What Is The Best Time To Visit Coorong National Park?
December to January, when then the lakes are filled with migratory birds from out of the country. But then, all year round, you can spot different species of birds in the National Park. Binoculars and patience are highly suggested when birdwatching.
What Do Other Tourists Say About Coorong National Park?
“I wish I had a long time to explore the Coorong. What an incredible place and I am so glad it is protected as a national park it is a habitat for a lot of wildlife if you are a bird watcher, this place is a must-visit. I was excited to explore the Murray Mouth and the vegetation. The place looks unspoiled and healthy. I can only hope that this place stays the same. Will be back.” –Vicki J (TripAdvisor)

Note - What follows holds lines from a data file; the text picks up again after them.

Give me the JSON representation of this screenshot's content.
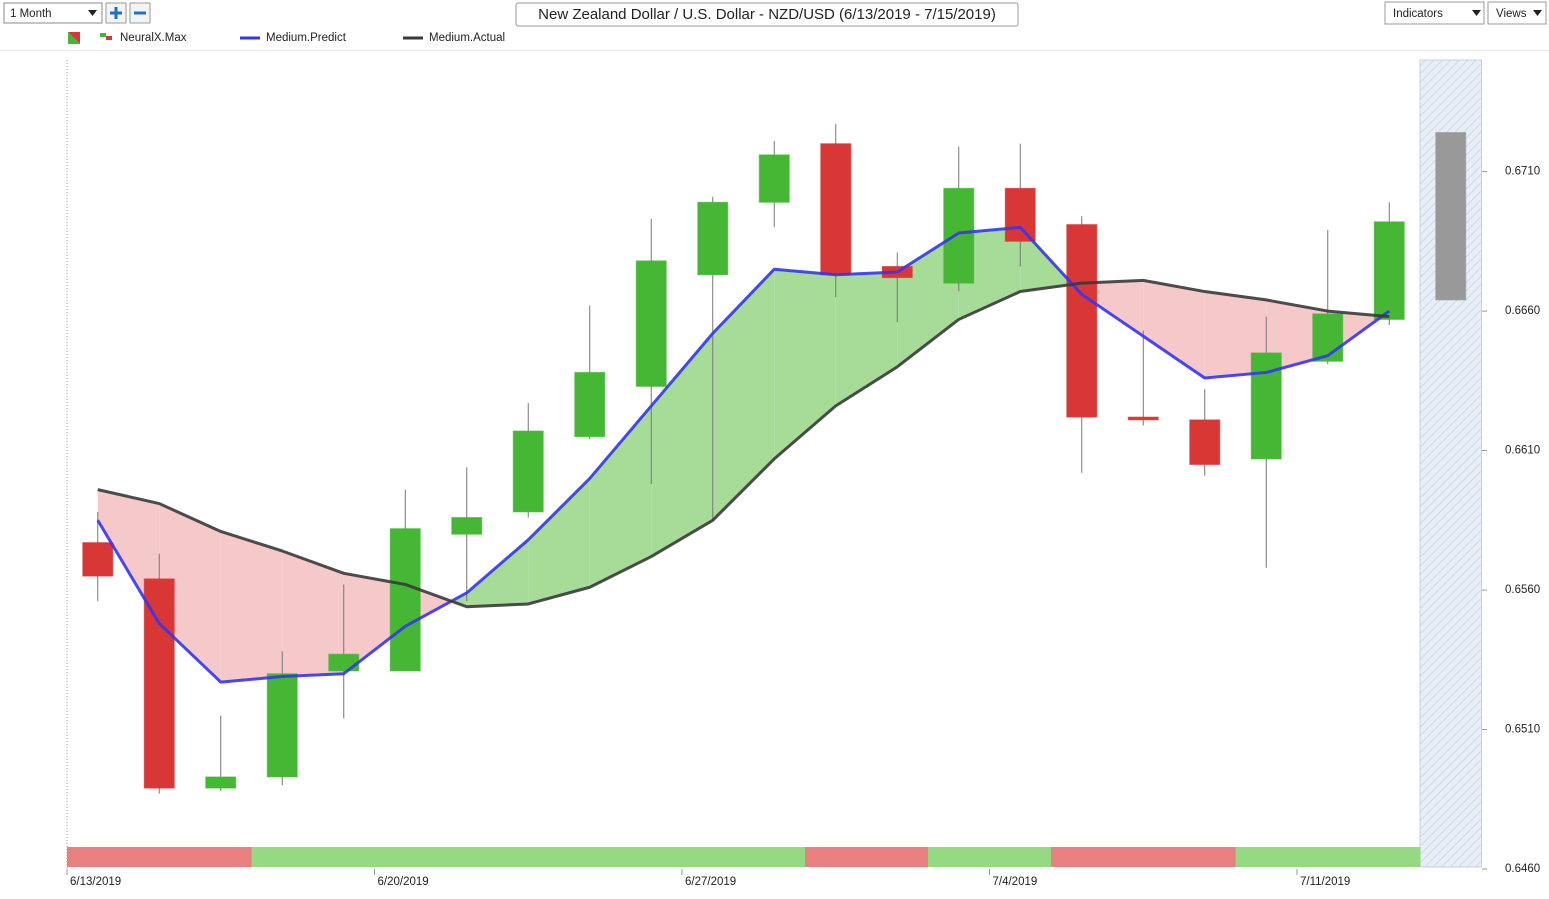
{
  "toolbar": {
    "period": "1 Month",
    "indicators": "Indicators",
    "views": "Views"
  },
  "chart_data": {
    "type": "candlestick",
    "title": "New Zealand Dollar / U.S. Dollar - NZD/USD (6/13/2019 - 7/15/2019)",
    "categories": [
      "6/13/2019",
      null,
      null,
      null,
      null,
      "6/20/2019",
      null,
      null,
      null,
      null,
      "6/27/2019",
      null,
      null,
      null,
      null,
      "7/4/2019",
      null,
      null,
      null,
      null,
      "7/11/2019",
      null,
      null
    ],
    "candles": {
      "name": "NeuralX.Max",
      "up_color": "#45b735",
      "down_color": "#d93636",
      "forecast_color": "#999999",
      "wick_color": "#777777",
      "open": [
        0.6577,
        0.6564,
        0.6489,
        0.6493,
        0.6531,
        0.6531,
        0.658,
        0.6588,
        0.6615,
        0.6633,
        0.6673,
        0.6699,
        0.672,
        0.6676,
        0.667,
        0.6704,
        0.6691,
        0.6622,
        0.6621,
        0.6607,
        0.6642,
        0.6657,
        0.6664
      ],
      "high": [
        0.6588,
        0.6573,
        0.6515,
        0.6538,
        0.6562,
        0.6596,
        0.6604,
        0.6627,
        0.6662,
        0.6693,
        0.6701,
        0.6721,
        0.6727,
        0.6681,
        0.6719,
        0.672,
        0.6694,
        0.6653,
        0.6632,
        0.6658,
        0.6689,
        0.6699,
        0.6724
      ],
      "low": [
        0.6556,
        0.6487,
        0.6488,
        0.649,
        0.6514,
        0.6531,
        0.6556,
        0.6586,
        0.6614,
        0.6598,
        0.6585,
        0.669,
        0.6665,
        0.6656,
        0.6667,
        0.6676,
        0.6602,
        0.6619,
        0.6601,
        0.6568,
        0.6641,
        0.6655,
        0.6664
      ],
      "close": [
        0.6565,
        0.6489,
        0.6493,
        0.653,
        0.6537,
        0.6582,
        0.6586,
        0.6617,
        0.6638,
        0.6678,
        0.6699,
        0.6716,
        0.6673,
        0.6672,
        0.6704,
        0.6685,
        0.6622,
        0.6621,
        0.6605,
        0.6645,
        0.6659,
        0.6692,
        0.6724
      ]
    },
    "series": [
      {
        "name": "Medium.Predict",
        "color": "#3535ee",
        "values": [
          0.6585,
          0.6548,
          0.6527,
          0.6529,
          0.653,
          0.6547,
          0.6559,
          0.6578,
          0.66,
          0.6626,
          0.6652,
          0.6675,
          0.6673,
          0.6674,
          0.6688,
          0.669,
          0.6666,
          0.6651,
          0.6636,
          0.6638,
          0.6644,
          0.666,
          null
        ]
      },
      {
        "name": "Medium.Actual",
        "color": "#3a3a3a",
        "values": [
          0.6596,
          0.6591,
          0.6581,
          0.6574,
          0.6566,
          0.6562,
          0.6554,
          0.6555,
          0.6561,
          0.6572,
          0.6585,
          0.6607,
          0.6626,
          0.664,
          0.6657,
          0.6667,
          0.667,
          0.6671,
          0.6667,
          0.6664,
          0.666,
          0.6658,
          null
        ]
      }
    ],
    "fill_colors": {
      "above": "#a6dc98",
      "below": "#f5c8c9"
    },
    "signal_colors": [
      "#e88080",
      "#e88080",
      "#e88080",
      "#95d982",
      "#95d982",
      "#95d982",
      "#95d982",
      "#95d982",
      "#95d982",
      "#95d982",
      "#95d982",
      "#95d982",
      "#e88080",
      "#e88080",
      "#95d982",
      "#95d982",
      "#e88080",
      "#e88080",
      "#e88080",
      "#95d982",
      "#95d982",
      "#95d982"
    ],
    "ylim": [
      0.646,
      0.675
    ],
    "yticks": [
      {
        "value": 0.646,
        "label": "0.6460"
      },
      {
        "value": 0.651,
        "label": "0.6510"
      },
      {
        "value": 0.656,
        "label": "0.6560"
      },
      {
        "value": 0.661,
        "label": "0.6610"
      },
      {
        "value": 0.666,
        "label": "0.6660"
      },
      {
        "value": 0.671,
        "label": "0.6710"
      }
    ],
    "y_axis_side": "right"
  }
}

Can You Swim In The Coorong?
Yes, you can swim in the Coorong. Swimming conditions in Coorong are safe. However, taking a swim is entirely at your own risk, and the authorities do not recommend swimming in the ocean.
What Can You Do At The Coorong?
There are a lot of activities that you can do in Coorong, these are:
- Canoe the Coorong.
- Coorong Bird watching and Coorong Birdwatcher’s Trail.
- Walking Trails.
- Local Drives.
Why Is Coorong Important?
Coorong National Park is a protected area and a national treasure much like lakes Albert and Alexandrina. It is well known under the Ramsar Convention as a wetland of international importance. The area’s wetlands provide habitat for local species as well as migratory wading birds.
What Does Coorong Mean?
The word Coorong is derived from an aboriginal word karangk meaning “narrow neck”. For over 6000 years, the traditional Ngarrindjeri people are the custodians of Coorong. They preserved Coorong very well and taught their children the traits, history, and their ways of living. Right now, Coorong is a Protected Area in Southern Australia.
Where Does The Coorong Start?
The Coorong starts at the salt creek, a 27-kilometre trail which typically takes two days to trek. It heads to the central portion of the Coorong Lagoon until it reaches 42 Mile Crossing where it links to the beach which goes down the ocean side of Younghusband Peninsula
Can You Drive From Goolwa To Narrung?
Yes, you can drive from Goolwa To Narrung. But it would be quite far. There are 15.57 miles from Goolwa to Narrung in south-east direction. Ninety miles (144.84 kilometres) via car and ferryboat, following the Loveday Bay Road route. Goolwa and Narrung are 2 hours 48 mins far away from each other if you drive non-stop for about 2 hours and 45 mins and ride the ferry for 2 minutes.
When Was Coorong Discovered?
Coorong was discovered by two men, Strangways and Hutchinson in 1837. They found the narrow lake behind the dunes. A year after in 1838, a man named Captain Gill, having been exhausted near the gateway of Murray River and rowed until he reached Coorong. Today, Coorong is one of the most famous go to park in the Southern part of Australia.